The biggest misguided notion in the last two years was that the pandemic will last for years and years. This was exacerbated in no small part by the current resident(s) of the White House, media, health agencies (CDC, NIH and the likes) and vested interests (more on that later). They created a "panic" and people bought into that. All this for a virus, whose fatality rate is no worse than many other things that we've lived with for decades, if not longer. Well, guess what? Two years in, and life is back to normal. Yes, there's still lingering effects of the pandemic, but it's become as easy to handle as annual flu shots.

Panic's over. Now comes the hangover.

The people who bought houses in the last 2 years were banking/betting on a long lasting pandemic that will fray dense urban cores, which in turn will drive RE demand across the periphery to a much higher level. It DID happen during the pandemic, but we're on the falling side of the bell curve now. Barring another global disaster, that bell curve will hold true in the near future. THAT is what the bond traders are reading, and you're seeing the results of that in rising interest rates.

As we speak, any potential home buyers should be looking at the RE market, with this expression (pardon my jest):



Not this:




Funny enough, I actually agree with you. I just can’t take anyone who feels the need to point out that they work in banking seriously — it automatically tells me that something is wrong with you, and it comes across as you taking advantage of the general public’s ignorance about what you do to sound impressive. I was in a top coverage group before leaving for PE, and I can tell you that IB is a joke that involves absolutely zero rigorous analytical skills beyond very simple valuation models which require accounting 101 and literally just algebra and that’s it. IB, and investment bankers in general are quite literally the joke of all of Wall Street, and is just all around not an impressive career that no one in high finance actually wants to do. And excuse me, you do macro modeling in IB? Either you’re lying or you’re in some bizarre niche group because the only groups that really touch macro data are maaaybe ECM / DCM groups and a select few coverage groups for very cyclical industries, and even then you’re not working with the data you’re just pulling stuff from your banks research department and presenting it to the client.

And nah I’m not jealous. I’m early not even 30 yet and in a niche group at a MF where I quite literally work normal people hours yet get paid market for a MF PE VP. I will never work more than a 40 hour week in my life again and I will retire in my 40’s — I’m good.

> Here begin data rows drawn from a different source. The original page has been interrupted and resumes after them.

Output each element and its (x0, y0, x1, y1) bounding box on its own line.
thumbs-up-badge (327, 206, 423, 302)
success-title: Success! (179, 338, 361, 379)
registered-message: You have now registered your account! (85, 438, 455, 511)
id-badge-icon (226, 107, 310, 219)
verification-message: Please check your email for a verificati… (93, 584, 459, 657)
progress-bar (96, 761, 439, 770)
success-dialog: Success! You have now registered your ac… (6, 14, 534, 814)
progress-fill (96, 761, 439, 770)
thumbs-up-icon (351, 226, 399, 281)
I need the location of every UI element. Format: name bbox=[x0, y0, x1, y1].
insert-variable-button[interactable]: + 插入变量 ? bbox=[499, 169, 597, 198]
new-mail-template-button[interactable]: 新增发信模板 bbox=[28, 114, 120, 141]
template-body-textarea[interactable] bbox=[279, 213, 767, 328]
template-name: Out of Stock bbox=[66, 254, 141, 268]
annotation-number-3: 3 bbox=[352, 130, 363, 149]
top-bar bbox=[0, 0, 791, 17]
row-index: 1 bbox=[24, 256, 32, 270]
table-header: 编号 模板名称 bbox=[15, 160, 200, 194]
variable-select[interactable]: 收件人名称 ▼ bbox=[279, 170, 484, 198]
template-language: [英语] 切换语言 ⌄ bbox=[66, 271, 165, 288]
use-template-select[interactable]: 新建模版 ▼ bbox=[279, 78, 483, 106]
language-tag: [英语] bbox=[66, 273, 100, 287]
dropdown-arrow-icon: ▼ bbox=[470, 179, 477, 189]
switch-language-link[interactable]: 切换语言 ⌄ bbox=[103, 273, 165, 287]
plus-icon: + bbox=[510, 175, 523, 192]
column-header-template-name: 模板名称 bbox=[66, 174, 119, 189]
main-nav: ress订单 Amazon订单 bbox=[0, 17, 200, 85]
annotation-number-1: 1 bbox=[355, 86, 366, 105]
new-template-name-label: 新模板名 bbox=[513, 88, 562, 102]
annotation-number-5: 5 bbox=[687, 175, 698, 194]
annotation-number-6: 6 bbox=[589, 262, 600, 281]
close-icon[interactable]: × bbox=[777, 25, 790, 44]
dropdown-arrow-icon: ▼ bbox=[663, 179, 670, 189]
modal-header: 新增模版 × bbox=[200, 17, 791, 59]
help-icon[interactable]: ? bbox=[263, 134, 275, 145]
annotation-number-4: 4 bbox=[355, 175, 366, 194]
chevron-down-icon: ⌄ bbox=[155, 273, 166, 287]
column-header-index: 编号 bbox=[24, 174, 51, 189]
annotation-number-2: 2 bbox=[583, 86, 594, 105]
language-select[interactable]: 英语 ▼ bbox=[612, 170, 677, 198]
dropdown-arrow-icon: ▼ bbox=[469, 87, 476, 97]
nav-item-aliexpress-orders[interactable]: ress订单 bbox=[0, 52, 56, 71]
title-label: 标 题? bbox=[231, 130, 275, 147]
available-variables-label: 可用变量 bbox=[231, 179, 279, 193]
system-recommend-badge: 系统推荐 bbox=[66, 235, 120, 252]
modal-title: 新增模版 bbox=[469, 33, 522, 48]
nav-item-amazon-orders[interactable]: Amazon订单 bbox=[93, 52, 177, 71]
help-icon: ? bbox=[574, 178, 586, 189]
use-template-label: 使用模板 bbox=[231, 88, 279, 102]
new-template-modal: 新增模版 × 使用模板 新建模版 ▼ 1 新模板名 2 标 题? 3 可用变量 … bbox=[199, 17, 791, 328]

Anyways, stop using your career to try to impress strangers on the internet. Massively lame move, especially when your career is IB
Anonymous
Anonymous wrote:I’ve read a lot of people claiming to have made less than 20% down payments on these boards. I would think give this area’s affluence, it would be less of practice here than in many areas. If prices slide, will those who are under water walk and what will that do to the market?


Generally in frothy markets I take chips off the table, so I sold one of my rentals to a lawyer couple. House I bought for $850k in 2011 and put zero improvements into that I sold for $1.6 million — crazy but that’s beside the point. They only had 100 to put down, which absolutely shocked me but it’s none of my business provided the deal closes. I asked their agent how they found a lender that was fine with that and he told me they used a funky Citi special client loan that was available to them through the wife’s law firm.